Why You Should Never Line Your Oven With Foil
Aluminum foil is a very useful, flat, and malleable material, perfect for making impromptu roasting racks, pie crust shields, and simple food wraps (for non-acidic foods). Lining pans with foil can help speed up the cleaning process—just toss the foil in the garbage—but there is one thing in your kitchen that you should never line with foil, no matter how messy you think it might get: the floor of your oven.
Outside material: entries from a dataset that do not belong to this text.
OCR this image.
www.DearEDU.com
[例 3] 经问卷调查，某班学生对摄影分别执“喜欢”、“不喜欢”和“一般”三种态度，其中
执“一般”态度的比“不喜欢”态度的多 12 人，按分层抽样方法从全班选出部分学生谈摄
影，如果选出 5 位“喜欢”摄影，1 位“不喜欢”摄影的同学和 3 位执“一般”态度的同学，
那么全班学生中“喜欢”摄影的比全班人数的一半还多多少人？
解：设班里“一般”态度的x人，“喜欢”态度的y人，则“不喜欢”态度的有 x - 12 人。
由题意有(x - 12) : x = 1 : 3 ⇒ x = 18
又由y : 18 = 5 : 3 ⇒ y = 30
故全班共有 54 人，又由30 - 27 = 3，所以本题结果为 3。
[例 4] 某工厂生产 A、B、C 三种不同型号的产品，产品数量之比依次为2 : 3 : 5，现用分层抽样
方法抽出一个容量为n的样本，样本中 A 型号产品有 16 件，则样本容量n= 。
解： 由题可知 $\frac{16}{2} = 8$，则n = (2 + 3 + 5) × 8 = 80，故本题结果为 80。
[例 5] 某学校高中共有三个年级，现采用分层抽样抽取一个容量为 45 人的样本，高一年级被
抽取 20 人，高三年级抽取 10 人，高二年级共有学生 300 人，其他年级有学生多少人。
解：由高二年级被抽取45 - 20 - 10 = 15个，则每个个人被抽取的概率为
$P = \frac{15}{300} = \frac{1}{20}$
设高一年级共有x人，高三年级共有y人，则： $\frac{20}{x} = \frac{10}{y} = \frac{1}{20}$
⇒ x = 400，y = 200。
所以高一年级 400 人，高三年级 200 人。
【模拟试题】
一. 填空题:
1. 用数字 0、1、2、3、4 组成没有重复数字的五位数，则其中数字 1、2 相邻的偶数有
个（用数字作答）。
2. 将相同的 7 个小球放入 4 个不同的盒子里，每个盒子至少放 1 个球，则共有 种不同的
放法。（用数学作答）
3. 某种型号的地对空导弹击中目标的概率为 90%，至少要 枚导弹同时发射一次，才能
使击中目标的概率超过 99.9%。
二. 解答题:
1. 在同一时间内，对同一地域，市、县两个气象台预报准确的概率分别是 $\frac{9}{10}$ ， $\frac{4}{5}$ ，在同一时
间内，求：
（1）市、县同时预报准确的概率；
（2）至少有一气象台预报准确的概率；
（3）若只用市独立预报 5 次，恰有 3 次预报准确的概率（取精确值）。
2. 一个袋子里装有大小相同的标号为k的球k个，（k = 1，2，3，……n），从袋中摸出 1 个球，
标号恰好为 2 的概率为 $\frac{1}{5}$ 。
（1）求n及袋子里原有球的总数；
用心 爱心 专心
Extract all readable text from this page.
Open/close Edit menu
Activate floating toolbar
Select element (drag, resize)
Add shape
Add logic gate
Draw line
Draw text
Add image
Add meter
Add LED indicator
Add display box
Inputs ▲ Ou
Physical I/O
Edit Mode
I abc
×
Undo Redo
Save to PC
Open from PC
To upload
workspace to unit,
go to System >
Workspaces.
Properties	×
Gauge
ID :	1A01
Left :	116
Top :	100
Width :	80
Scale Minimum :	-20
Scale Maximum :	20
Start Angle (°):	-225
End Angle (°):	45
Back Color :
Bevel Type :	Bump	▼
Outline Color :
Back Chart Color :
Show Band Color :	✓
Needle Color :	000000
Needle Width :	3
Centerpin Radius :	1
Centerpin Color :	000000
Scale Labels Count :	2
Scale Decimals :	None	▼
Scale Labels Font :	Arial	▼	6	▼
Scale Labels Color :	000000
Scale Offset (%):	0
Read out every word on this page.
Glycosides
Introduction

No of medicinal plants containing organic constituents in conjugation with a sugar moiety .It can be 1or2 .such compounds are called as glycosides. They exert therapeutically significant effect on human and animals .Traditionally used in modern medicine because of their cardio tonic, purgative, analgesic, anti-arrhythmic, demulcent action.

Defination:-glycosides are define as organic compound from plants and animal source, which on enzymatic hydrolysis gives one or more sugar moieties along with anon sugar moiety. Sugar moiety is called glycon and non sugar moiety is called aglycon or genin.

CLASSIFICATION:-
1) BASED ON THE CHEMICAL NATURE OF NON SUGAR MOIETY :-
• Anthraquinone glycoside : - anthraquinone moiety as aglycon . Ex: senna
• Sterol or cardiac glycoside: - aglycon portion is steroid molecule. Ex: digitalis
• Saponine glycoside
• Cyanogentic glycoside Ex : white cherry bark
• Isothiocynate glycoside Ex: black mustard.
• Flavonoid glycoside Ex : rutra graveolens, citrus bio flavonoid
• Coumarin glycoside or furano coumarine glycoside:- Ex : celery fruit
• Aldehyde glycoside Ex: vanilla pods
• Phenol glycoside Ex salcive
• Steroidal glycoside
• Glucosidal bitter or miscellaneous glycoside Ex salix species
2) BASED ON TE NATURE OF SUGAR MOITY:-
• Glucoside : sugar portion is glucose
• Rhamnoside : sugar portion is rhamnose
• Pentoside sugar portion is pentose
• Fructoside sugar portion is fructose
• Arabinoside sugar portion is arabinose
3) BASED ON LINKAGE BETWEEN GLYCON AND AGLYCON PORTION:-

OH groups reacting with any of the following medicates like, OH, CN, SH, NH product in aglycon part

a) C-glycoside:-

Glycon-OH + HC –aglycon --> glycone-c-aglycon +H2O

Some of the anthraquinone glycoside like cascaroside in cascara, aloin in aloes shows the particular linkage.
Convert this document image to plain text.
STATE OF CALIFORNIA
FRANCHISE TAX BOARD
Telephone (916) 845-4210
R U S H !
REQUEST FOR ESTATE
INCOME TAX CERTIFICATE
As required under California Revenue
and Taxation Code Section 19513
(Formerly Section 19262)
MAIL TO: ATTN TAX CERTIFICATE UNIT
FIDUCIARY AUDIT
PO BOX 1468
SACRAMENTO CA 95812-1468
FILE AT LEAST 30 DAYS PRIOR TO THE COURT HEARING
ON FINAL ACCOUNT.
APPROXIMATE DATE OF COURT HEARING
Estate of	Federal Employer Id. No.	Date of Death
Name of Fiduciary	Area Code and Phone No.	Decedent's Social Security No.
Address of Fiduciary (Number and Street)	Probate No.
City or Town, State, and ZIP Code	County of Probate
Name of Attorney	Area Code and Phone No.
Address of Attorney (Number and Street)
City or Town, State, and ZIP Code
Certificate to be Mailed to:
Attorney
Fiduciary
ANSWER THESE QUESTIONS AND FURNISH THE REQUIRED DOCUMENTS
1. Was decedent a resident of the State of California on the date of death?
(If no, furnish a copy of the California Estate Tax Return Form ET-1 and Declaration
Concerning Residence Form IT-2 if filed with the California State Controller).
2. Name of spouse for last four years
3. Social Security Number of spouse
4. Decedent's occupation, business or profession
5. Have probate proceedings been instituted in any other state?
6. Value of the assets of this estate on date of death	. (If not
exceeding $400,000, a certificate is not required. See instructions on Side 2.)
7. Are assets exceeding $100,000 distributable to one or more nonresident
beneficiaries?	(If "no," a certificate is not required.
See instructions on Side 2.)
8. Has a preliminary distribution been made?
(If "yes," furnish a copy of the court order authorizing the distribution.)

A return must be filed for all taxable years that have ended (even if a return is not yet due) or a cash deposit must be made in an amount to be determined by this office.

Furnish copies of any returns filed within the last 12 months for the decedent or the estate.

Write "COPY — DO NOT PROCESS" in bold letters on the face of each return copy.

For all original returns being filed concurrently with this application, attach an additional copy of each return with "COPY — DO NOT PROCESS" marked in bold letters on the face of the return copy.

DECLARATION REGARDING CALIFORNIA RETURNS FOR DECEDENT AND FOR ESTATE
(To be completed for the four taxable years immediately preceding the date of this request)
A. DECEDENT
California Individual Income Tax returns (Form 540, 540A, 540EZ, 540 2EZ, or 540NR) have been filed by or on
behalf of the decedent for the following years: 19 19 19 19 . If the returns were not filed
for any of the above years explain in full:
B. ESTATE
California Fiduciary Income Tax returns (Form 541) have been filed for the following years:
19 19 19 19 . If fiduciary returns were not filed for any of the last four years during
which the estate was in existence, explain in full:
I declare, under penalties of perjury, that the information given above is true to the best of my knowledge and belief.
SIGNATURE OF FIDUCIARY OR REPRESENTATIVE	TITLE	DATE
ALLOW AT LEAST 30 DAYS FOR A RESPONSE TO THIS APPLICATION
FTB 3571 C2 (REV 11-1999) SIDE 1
Even Reynolds (aka “Big Aluminum”) thinks this is a bad idea, and discourages such activity on its website:
To avoid possible heat damage to your oven, we do not recommend using aluminum foil to line the bottom of your oven. Rather, we recommend that you place a sheet of heavy duty aluminum foil on the oven rack beneath the pie or casserole you are baking. The foil should be only a few inches larger than the baking pan to allow for proper heat circulation. The foil will catch any drips before they reach the oven bottom.
Ignoring this advice would not be wise. Placing foil on the floor of your oven not only blocks the heat from circulating properly, it can reflect heat back onto the heating elements, potentially damaging them. If you have a gas oven, the foil can block or otherwise interfere with the flame.

If you’re worried about drips and the like, you can place a sheet of heavy duty foil directly on the rack under your bubbling casserole or braise. You can also use a sheet pan (though you will have to clean the sheet pan). Whatever drip-catching device you settle on, just make sure it doesn’t take up the entire rack—you need that hot air to flow around your food to cook it, which is, after all, the whole point of an oven. (If any drips make it past your foil, you can always clean your oven.)